Recently we discussed the idea of year-round schools. Students do not get a long break from classes during the hot summer months. Instead, they get shorter breaks throughout the year. Not very many schools in the United States do this. But other schools that are not year-round do often have summer programs.
In many cases, students take summer classes to repeat a subject they failed. This way they get a second chance to succeed. But schools also offer summer classes to students who want to be free of a required class during the next school year.
Generally, students in these classes want to take fewer subjects during the year because they are involved in a lot of activities. They might be involved in sports or music programs. Or both -- and more.

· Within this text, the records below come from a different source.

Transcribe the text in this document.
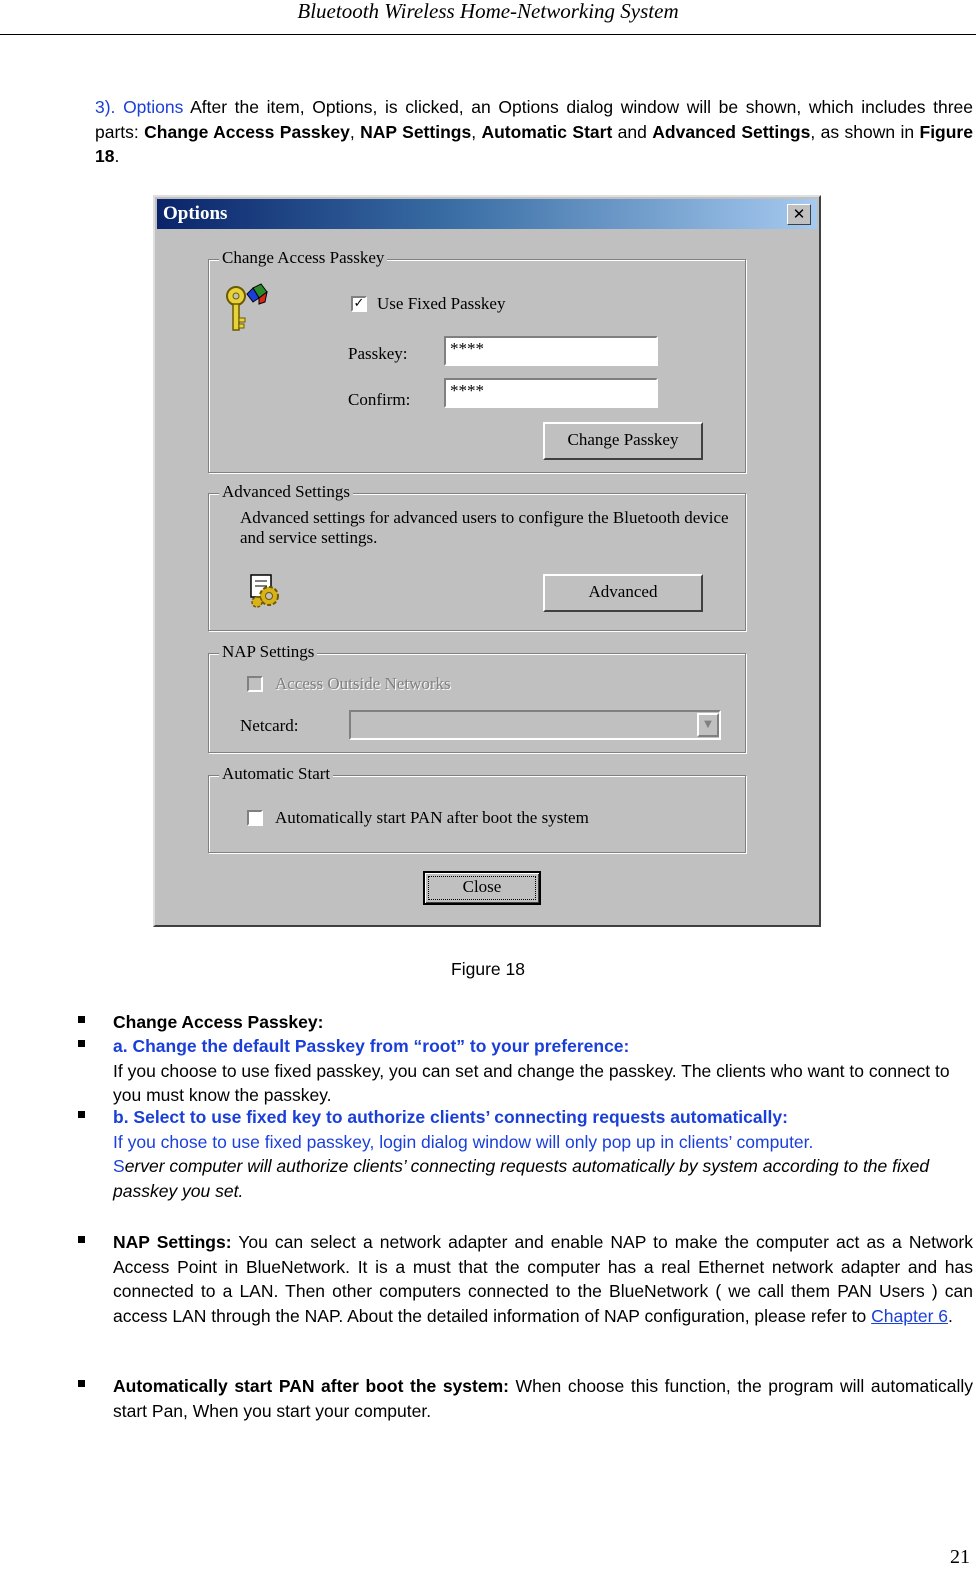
Bluetooth Wireless Home-Networking System
3). Options After the item, Options, is clicked, an Options dialog window will be shown, which includes three parts: Change Access Passkey, NAP Settings, Automatic Start and Advanced Settings, as shown in Figure 18.
Options	✕
Change Access Passkey
✓ Use Fixed Passkey
Passkey:	****
Confirm:	****
Change Passkey
Advanced Settings
Advanced settings for advanced users to configure the Bluetooth device and service settings.
Advanced
NAP Settings
Access Outside Networks
Netcard:	▼
Automatic Start
Automatically start PAN after boot the system
Close
Figure 18
Change Access Passkey:
a. Change the default Passkey from “root” to your preference:
If you choose to use fixed passkey, you can set and change the passkey. The clients who want to connect to you must know the passkey.
b. Select to use fixed key to authorize clients’ connecting requests automatically:
If you chose to use fixed passkey, login dialog window will only pop up in clients’ computer.
Server computer will authorize clients’ connecting requests automatically by system according to the fixed passkey you set.
NAP Settings: You can select a network adapter and enable NAP to make the computer act as a Network Access Point in BlueNetwork. It is a must that the computer has a real Ethernet network adapter and has connected to a LAN. Then other computers connected to the BlueNetwork ( we call them PAN Users ) can access LAN through the NAP. About the detailed information of NAP configuration, please refer to Chapter 6.
Automatically start PAN after boot the system: When choose this function, the program will automatically start Pan, When you start your computer.
21
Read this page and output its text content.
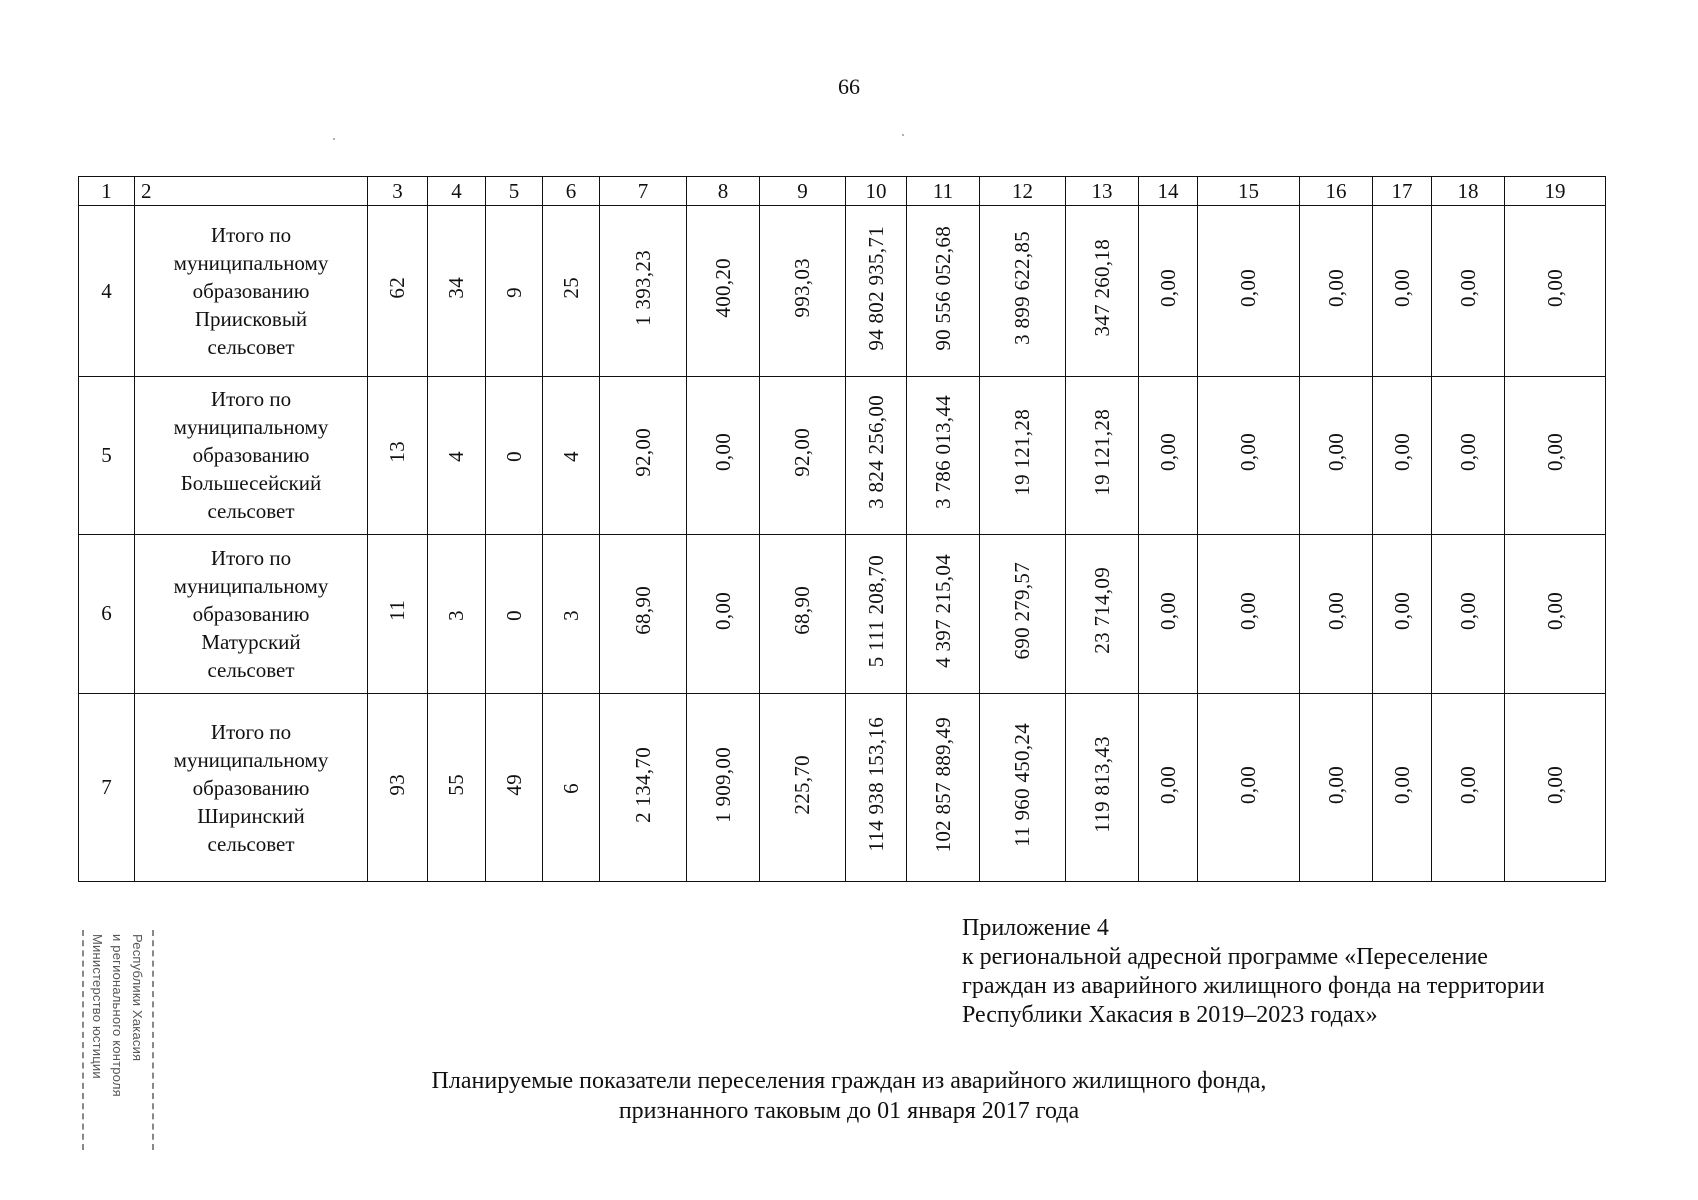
66
1	2	3	4	5	6	7	8	9	10	11	12	13	14	15	16	17	18	19
4	Итого по
муниципальному
образованию
Приисковый
сельсовет	62	34	9	25	1 393,23	400,20	993,03	94 802 935,71	90 556 052,68	3 899 622,85	347 260,18	0,00	0,00	0,00	0,00	0,00	0,00
5	Итого по
муниципальному
образованию
Большесейский
сельсовет	13	4	0	4	92,00	0,00	92,00	3 824 256,00	3 786 013,44	19 121,28	19 121,28	0,00	0,00	0,00	0,00	0,00	0,00
6	Итого по
муниципальному
образованию
Матурский
сельсовет	11	3	0	3	68,90	0,00	68,90	5 111 208,70	4 397 215,04	690 279,57	23 714,09	0,00	0,00	0,00	0,00	0,00	0,00
7	Итого по
муниципальному
образованию
Ширинский
сельсовет	93	55	49	6	2 134,70	1 909,00	225,70	114 938 153,16	102 857 889,49	11 960 450,24	119 813,43	0,00	0,00	0,00	0,00	0,00	0,00
Министерство юстиции и регионального контроля Республики Хакасия
Приложение 4
к региональной адресной программе «Переселение
граждан из аварийного жилищного фонда на территории
Республики Хакасия в 2019–2023 годах»
Планируемые показатели переселения граждан из аварийного жилищного фонда,
признанного таковым до 01 января 2017 года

These summer school students do the same amount of work as if they took the class during the school year. But they do it in a much shorter time, one to two months. They say it makes for a lot of reading and homework and not much time for anything else. Some education experts are worried about high school students who take summer school because of pressure to attend a top university.
The New York Times recently reported about summer classes at one of the best high schools in the United States. New Trier High School is in Winnetka, Illinois. Almost six hundred students are in school this summer. Only twenty are repeating classes that they failed. The others are in difficult courses like physics and honors history.
The students say taking classes like these in the summer means that they can take even more difficult classes next year. They say this shows colleges not only that they are serious about their studies. It also shows that they have experienced the most difficult high school program possible.
Another place with a lot of students in summer school is Palo Alto, California. The Mercury News reported that about twenty percent of the students in the city schools are in class this summer. That is more than two thousand teen-agers.
A third are in classes they failed before. The others are taking subjects they do not have time for during the normal school year.
But they are not taking subjects like physics and history. The students in Palo Alto are in classes like creative writing, film studies, literature and cooking.